Three-time Super Bowl Champion running back LeGarrette Blount admitted Wednesday that he was surprised by the firing of his former head coach Doug Pederson.
However, he's probably as qualified as anyone to discuss who should be the next head coach of the Philadelphia Eagles, given the direction that the search has taken.
Prior to joining the Eagles, Blount spent parts of four seasons over two different stints with the New England Patriots, helping the team to win two Super Bowl titles. During that period, his offensive coordinator was Josh McDaniels, who currently has the best odds to become the next head coach of the Eagles, after interviewing with team brass last weekend.
McDaniels, 44, burned out in his first stint as a head coach, going just 11-17 in two seasons with the Denver Broncos. However, he's since returned the Patriots and helped lead the franchise to three more Super Bowl victories. Does Blount think that more than a decade after his first stint as a head coach McDaniels would thrive if given a second shot?
"I liked playing for Josh - I loved playing for Josh." Blount said Wednesday to Jon Marks and Ike Reese on SportsRadio 94 WIP. "Josh is an amazing offensive coordinator and gameplanner on the offensive side. I've never been up under him as a head coach, but I know that he has been a head coach before and he obviously has some leadership skills and a lot of experience in the game.

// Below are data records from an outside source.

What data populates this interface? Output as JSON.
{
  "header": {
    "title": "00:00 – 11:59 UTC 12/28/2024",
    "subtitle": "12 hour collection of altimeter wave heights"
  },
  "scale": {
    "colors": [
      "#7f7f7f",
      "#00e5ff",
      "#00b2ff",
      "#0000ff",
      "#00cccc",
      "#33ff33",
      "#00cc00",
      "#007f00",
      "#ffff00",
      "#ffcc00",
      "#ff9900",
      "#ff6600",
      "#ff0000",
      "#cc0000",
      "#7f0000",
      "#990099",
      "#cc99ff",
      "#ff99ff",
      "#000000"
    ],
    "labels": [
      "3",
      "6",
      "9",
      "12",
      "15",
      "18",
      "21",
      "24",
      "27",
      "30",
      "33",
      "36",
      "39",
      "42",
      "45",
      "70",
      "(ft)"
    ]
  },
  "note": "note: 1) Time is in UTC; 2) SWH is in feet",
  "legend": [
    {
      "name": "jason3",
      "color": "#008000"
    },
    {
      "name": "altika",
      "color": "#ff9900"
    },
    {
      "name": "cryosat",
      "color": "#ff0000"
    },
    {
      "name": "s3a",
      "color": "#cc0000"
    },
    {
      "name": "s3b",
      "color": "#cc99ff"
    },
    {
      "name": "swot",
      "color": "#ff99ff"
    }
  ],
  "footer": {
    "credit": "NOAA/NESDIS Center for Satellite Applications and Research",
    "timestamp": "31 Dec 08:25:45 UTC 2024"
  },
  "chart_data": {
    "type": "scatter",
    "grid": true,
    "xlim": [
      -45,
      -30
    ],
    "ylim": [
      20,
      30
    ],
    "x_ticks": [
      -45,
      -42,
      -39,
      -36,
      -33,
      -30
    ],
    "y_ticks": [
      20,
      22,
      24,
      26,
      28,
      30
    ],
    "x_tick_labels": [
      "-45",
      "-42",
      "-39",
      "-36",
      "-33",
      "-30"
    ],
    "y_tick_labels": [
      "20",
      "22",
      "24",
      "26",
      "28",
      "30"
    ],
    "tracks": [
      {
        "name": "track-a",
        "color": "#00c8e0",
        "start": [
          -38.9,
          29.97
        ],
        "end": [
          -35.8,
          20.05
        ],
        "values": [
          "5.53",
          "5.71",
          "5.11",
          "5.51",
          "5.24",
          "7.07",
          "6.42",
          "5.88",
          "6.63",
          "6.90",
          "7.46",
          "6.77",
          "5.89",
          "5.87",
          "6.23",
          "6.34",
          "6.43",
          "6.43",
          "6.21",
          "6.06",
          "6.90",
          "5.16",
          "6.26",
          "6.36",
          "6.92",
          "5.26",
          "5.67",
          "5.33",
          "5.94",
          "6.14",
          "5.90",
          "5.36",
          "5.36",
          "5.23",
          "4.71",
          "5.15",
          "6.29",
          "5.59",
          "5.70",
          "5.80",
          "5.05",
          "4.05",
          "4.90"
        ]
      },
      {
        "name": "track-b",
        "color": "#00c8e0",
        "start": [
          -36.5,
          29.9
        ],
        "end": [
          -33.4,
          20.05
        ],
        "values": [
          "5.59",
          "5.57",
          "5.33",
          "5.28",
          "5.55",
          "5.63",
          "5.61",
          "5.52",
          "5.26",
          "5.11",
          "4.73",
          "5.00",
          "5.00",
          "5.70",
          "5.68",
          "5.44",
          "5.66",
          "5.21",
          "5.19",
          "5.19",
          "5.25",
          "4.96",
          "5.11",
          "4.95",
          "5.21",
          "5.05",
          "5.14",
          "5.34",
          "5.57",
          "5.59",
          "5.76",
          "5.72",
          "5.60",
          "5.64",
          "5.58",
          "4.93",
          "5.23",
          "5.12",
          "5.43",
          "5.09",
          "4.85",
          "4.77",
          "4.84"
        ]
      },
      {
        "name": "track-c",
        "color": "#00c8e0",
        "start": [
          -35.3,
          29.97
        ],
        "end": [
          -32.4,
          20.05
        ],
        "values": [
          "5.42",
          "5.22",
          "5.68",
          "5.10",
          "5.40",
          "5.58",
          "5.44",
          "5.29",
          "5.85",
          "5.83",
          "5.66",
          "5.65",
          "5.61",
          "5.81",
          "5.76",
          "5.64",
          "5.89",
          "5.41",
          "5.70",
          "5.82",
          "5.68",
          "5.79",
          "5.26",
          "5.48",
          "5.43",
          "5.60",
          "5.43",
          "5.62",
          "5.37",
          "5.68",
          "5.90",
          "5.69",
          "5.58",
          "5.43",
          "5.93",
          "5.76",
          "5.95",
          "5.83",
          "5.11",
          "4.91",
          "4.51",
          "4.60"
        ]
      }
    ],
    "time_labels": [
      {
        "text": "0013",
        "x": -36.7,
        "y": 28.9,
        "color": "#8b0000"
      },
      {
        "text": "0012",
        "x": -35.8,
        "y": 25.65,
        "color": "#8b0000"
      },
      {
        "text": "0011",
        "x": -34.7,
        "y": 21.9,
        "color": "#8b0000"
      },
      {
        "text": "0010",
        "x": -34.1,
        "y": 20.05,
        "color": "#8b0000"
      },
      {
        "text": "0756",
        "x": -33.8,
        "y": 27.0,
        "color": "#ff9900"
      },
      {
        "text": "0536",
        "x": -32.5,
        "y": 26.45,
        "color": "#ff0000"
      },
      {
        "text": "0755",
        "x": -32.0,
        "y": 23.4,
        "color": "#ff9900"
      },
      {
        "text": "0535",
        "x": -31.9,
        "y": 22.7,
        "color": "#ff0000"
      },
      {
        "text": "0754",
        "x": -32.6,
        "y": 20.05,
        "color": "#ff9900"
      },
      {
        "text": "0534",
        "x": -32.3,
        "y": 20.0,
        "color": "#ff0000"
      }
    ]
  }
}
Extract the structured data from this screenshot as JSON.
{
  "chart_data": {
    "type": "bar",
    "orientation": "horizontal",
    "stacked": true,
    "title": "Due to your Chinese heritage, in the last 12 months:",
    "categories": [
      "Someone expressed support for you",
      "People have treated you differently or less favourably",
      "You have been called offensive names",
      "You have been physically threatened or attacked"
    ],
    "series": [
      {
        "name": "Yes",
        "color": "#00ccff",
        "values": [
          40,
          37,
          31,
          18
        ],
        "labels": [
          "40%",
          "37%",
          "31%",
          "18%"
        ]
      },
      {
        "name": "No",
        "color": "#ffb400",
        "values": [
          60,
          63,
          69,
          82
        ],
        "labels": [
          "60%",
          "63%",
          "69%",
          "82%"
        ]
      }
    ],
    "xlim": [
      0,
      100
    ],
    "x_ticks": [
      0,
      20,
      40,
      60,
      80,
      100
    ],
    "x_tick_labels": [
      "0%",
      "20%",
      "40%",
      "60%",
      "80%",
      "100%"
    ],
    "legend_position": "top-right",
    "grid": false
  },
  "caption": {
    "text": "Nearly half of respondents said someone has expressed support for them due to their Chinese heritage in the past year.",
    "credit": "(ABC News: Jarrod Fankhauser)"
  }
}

"I think the question is the approach. You get a lot of guys that come from New England that try to bring the New England way to a different team, and you don't have those same type of players. Bill [Belichick] knows how to go get players that will fit into that and mold into that. I think sometimes it works and sometimes it doesn't. And I don't know how Josh would approach a head coaching situation, whether he'd want to bring that or whether he'd put his own spin on it like [Brian] Flores with Miami. You never know what the idea is, and what they are going to bring."
This wasn't Blount saying that the Eagles shouldn't hire McDaniels, but he does appear to recognize that those who have attempted to recreate the dynamics in New England - McDaniels in Denver, Bill O'Brien in New England, Matt Patricia in Detroit - haven't been very successful. Frankly, it remains to be seen whether "the New England way" can succeed for an extended period of time without Tom Brady at quarterback.
Blount spent just one season in Philadelphia, but the Eagles won their lone Super Bowl title in 2017 (over the Patriots), when Duce Staley was Blount's position coach. Blount didn't seem to have any hesitancy when talking about Staley, the team's assistant head coach and running backs coach.
"I think Duce is an amazing candidate, and I think Duce would be a great leader for that team," Blount said, well, bluntly.
"I would like that hire, because I think everybody on that team and in that organization respects Duce to the utmost. They respect his opinions...they love him around there...he's a former player...he can relate to every single person and any kind of person in that locker room and in that building. This is just me, from being there for a year—I can't imagine what people think about him that have been there a lot longer."
This doesn't seem to be a case of a running back just supporting his old position coach. Rodney McLeod, Brandon Graham and Malcolm Jenkins have been among the current or former Eagles defensive leaders who have vouched for Staley. Another former running back, Darren Sproles, has as well. In fact, SportsRadio 94 WIP's Howard Eskins reported Tuesday that some players have texted owner Jeffrey Lurie to endorse Staley, now 45, to be the team's next head coach.
Having the support of current and former players doesn't necessarily mean that you'll be a great head coach. Certainly, though, there does appear to be a fairly universal belief from those who have been coached by the former Eagles running back that he deserves the chance to lead the team.